Around 1970 (+-), I met Bharati Ashok Ratnam in TIFR, Bombay. He actually met me because he was friend with Nagisetti V, Rao who was classmate of mine from 1954-56. Bharati Ratnam's mother Kamala came from an influential family in U.P. He was very Hindu oriented and wanted Hindus to rule India and also said that he would soon be the director of TIFR. He said his father Perala Ratnam was from Perala, not too far from my native place and expected that his father to have ancestral properties which he hoped to repossess but the family has been out of touch with relatives in Perala. I said that the name suggested Christian background, that he probably came from poor Dalit background and may be that is why he never went back. Yesterday I met a Christian school teacher from Andhra in Melbourne. He remembered the name since it was the name of one of the few Christians who made it from that area.
The Wikipedia in French
Perala Ratnam gives some information on him. He was the Indian ambassador to a few countries and it also leads to a list of books written or edited by him
Here. He seems to be a very talented man who wrote on diverse topics sadly unknown in the place of his worth. Curiously, there is also a mathematics article
Algebraic Functions from 1949 published in 1949 in Tokyo attributed him. The Wikipedia page says that he was in Tokyo during that period. Perhaps, it was done by him as some sort of hobby.
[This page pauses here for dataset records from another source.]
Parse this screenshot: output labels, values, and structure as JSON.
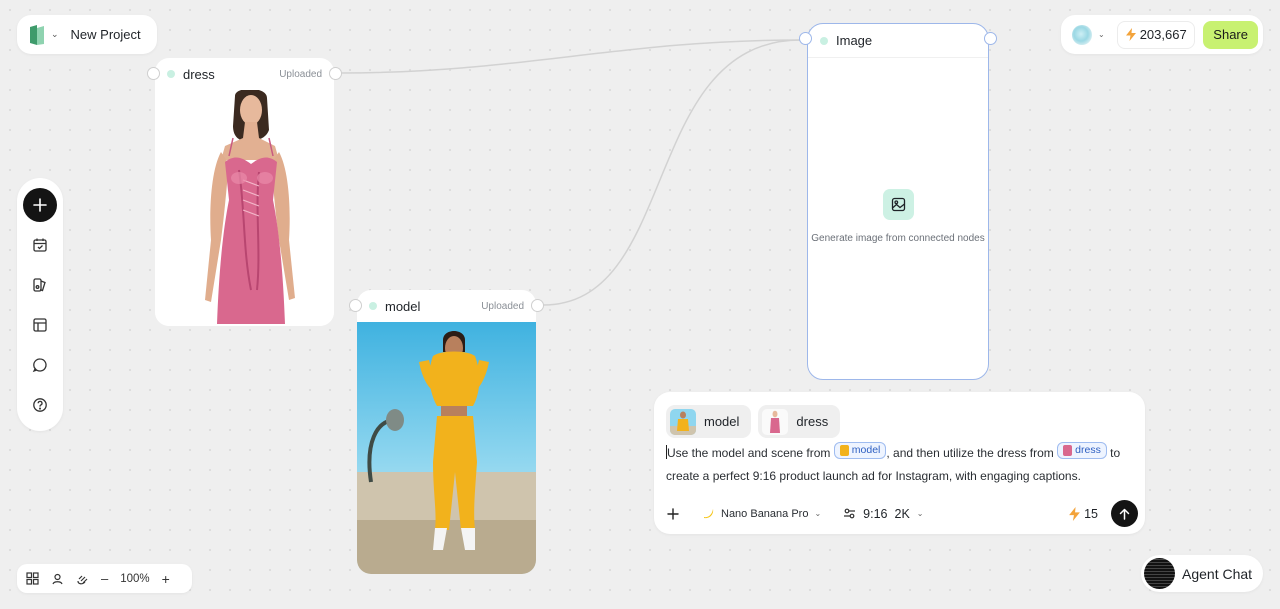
{
  "project": {
    "name": "New Project"
  },
  "top_right": {
    "credits": "203,667",
    "share_label": "Share"
  },
  "left_toolbar": {
    "tools": [
      "add-icon",
      "task-icon",
      "assets-icon",
      "layout-icon",
      "chat-icon",
      "help-icon"
    ]
  },
  "nodes": {
    "dress": {
      "title": "dress",
      "status": "Uploaded"
    },
    "model": {
      "title": "model",
      "status": "Uploaded"
    },
    "image": {
      "title": "Image",
      "hint": "Generate image from connected nodes"
    }
  },
  "prompt": {
    "chips": [
      {
        "label": "model"
      },
      {
        "label": "dress"
      }
    ],
    "text_1": "Use the model and scene from",
    "mention_1": "model",
    "text_2": ", and then utilize the dress from",
    "mention_2": "dress",
    "text_3": "to create a perfect 9:16 product launch ad for Instagram, with engaging captions.",
    "model_name": "Nano Banana Pro",
    "aspect_ratio": "9:16",
    "resolution": "2K",
    "cost": "15"
  },
  "zoom": {
    "level": "100%"
  },
  "agent_chat": {
    "label": "Agent Chat"
  },
  "colors": {
    "accent_green": "#c8f171",
    "node_dot": "#c9f0e2",
    "selected_border": "#9db7ea",
    "dress_pink": "#d9688e",
    "model_yellow": "#f2b21c",
    "sky_blue": "#4fb9e3"
  }
}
I could not find about any more about him or his family. His son married a lady working in the library of TIFR and they migrated to USA. He passed away in 2015 at the age of 70. I met his father in Bombay as well as Delhi. He had one sister. I do not know whether Perala Ratnam is alive now, if he is he would be around 105. I do not know about his wife though at one time I heard she had a brother who was film actor.
So that is the little bit I know about a talented man who was an inspiration to a few young poor Christians in Andhra long ago. If I get to know any thing more about him, I will post again.
P.S. I contacted Rao Nagisetty who met Perala Ratnam several times in Moscow, that was where he was friends with the son Bharati Asok Ratnam. Rao tells me that it is the same Perala Ratnam who wrote the mathematics article mentioned above.